A casa da Rua XV

         Quando o coronel Zenóbio morreu, seus
escravos revoltados atearam fogo ao casarão, e seu corpo nunca foi encontrado.
As ruinas comprovam a riqueza que o cercou em vida. O homem era tão ruim que as
árvores da sua propriedade se negam à frutificar até os dias atuais.
         Muitas lendas cercam o local; o
sacristão Pedro Parente avistou um vulto de branco se locomovendo na casa, fugiu
da vila, e foi ser caixeiro viajante. A menina Dorothéa jura que ouviu um grito
vindo da habitação abandonada. A donzela saiu em disparada e se abraçou ao
mancebo Androval que passava
distraído pelo logradouro; Androval, que nem pensava
em
casamento, foi forçado às
núpcias com a virgem Dorothéa; coisas da época! Abraçou, tem que casar. 
         As histórias são de longe, final do
século XVIII, a cidade é antiga, e esconde muitos segredos. As ruinas comprovam
que ninguém conseguiu se apossar do terreno; teve gente que tentou. Seu Dito
Grileiro foi um deles, enlouqueceu. Seu Pierre, o francês ateu, virou
macumbeiro e foi morar em Cananéia. Assim o tempo passou, mas ontem um fato
estarrecedor ocorreu.
         Fim da contagem das urnas, um dos
candidatos perdedor, e que estava certo da vitória, dera uma grande festa ao
povo. Muita cachaça, espetinho de carne, cerveja em lata. Um grupo de seus
seguidores passou frente ao prédio, mesmo alcoolizados, ouviram os gemidos
vindos da casa abandonada. O álcool dá coragem, e invadiram o local.

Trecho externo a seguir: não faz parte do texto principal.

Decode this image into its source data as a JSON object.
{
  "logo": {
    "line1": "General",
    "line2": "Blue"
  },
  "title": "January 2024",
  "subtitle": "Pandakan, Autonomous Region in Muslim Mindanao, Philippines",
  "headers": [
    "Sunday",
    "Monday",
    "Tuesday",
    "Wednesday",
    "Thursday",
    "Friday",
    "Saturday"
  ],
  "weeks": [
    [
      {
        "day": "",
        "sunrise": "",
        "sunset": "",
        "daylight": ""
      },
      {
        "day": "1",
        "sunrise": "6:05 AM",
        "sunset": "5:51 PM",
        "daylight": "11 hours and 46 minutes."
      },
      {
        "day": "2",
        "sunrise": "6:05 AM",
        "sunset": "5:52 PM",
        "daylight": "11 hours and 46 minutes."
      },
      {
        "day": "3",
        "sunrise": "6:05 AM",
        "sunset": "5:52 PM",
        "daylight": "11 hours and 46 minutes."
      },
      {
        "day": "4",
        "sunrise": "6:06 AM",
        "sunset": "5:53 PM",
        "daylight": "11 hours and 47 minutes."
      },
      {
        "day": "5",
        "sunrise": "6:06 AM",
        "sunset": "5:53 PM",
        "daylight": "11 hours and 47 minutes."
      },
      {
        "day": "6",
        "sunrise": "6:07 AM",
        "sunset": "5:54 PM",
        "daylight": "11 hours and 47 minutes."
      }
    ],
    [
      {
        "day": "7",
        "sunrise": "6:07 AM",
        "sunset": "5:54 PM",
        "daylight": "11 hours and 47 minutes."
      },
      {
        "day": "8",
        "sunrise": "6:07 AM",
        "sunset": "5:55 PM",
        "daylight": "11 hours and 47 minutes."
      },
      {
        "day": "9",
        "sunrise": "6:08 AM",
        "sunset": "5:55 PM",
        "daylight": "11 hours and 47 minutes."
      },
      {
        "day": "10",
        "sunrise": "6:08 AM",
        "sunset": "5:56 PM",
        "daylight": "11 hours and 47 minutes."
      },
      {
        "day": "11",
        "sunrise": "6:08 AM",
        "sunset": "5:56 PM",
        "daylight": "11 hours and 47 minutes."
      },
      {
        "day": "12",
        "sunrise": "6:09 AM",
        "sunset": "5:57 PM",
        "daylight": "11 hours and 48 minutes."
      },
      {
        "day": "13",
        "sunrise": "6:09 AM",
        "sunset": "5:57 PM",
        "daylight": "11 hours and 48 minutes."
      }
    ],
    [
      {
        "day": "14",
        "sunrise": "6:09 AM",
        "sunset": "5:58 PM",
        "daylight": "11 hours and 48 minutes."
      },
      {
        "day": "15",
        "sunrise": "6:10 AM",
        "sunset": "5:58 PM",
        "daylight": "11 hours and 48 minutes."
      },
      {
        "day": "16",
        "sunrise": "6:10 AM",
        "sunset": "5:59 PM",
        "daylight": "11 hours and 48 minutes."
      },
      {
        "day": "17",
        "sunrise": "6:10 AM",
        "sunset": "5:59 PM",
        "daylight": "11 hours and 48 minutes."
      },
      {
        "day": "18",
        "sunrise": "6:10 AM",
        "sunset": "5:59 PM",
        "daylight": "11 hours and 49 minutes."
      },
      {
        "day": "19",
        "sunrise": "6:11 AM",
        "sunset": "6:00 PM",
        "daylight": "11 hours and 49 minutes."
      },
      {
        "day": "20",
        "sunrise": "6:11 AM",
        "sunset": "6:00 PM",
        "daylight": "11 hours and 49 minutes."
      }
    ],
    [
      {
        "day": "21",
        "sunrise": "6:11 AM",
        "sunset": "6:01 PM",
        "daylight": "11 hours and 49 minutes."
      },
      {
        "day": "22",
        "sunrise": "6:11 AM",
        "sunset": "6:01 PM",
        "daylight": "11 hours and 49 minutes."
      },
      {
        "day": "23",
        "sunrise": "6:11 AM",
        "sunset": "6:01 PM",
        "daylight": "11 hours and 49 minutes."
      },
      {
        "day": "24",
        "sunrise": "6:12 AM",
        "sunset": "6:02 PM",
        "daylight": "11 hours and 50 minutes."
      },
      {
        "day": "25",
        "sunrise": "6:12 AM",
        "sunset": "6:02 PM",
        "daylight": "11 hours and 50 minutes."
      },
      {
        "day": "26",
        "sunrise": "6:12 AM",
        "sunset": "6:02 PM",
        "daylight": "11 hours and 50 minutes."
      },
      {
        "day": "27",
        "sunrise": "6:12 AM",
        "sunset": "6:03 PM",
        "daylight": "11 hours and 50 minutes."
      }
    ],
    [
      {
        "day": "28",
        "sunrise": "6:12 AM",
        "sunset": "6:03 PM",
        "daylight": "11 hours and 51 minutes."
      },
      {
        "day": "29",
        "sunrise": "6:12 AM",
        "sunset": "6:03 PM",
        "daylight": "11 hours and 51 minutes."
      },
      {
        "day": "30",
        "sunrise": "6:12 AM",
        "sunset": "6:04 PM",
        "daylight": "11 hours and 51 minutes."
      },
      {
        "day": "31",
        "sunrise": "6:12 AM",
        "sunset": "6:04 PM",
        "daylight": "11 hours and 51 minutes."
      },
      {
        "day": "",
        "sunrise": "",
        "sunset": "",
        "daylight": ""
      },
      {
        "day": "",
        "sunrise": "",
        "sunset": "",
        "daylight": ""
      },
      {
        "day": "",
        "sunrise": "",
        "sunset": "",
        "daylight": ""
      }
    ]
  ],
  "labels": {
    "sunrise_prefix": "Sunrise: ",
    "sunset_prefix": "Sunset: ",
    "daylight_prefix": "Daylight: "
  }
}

         Noite chuvosa, pouca claridade; os
lamentos vinham dos fundos da casa. O casarão era um cemitério de pipas,
centenas de pandorgas cobriam o chão, informando que durante séculos nenhum
guri teve a coragem de recuperar o brinquedo favorito. O miado de um gato preto
quase pôs a turba à correr; apenas um caçador faminto à cata de ratos. Os
gemidos continuavam, e pareciam formal palavras; pél, pél, pél, pél….
         Chico Valente não se acovardou; – “Quem
está aí?” gritou.
         – “Pél, pél, pél…”, foi a resposta.
         Bêbado enfrenta qualquer perigo;
armados de pedaços de paus procuraram a assombração. Num canto um vulto
agachado, gemia. Prontos para descer o sarrafo na visagem, foram contidos por
Evandro Jaguatirica; – “Parem todos! É o infeliz do Dito Gago que está fazendo
cocô.”, disse o rapaz.
         Não demoraram para entender o que
acontecia; Dito Gago comera um espetinho de carne, a carne estava estragada, a
maior diarreia. Longe de casa, apertado ao extremo, entrara nas ruinas, e gago
como era, estava lamentando a falta de papel…. Pél… Pél… Pél.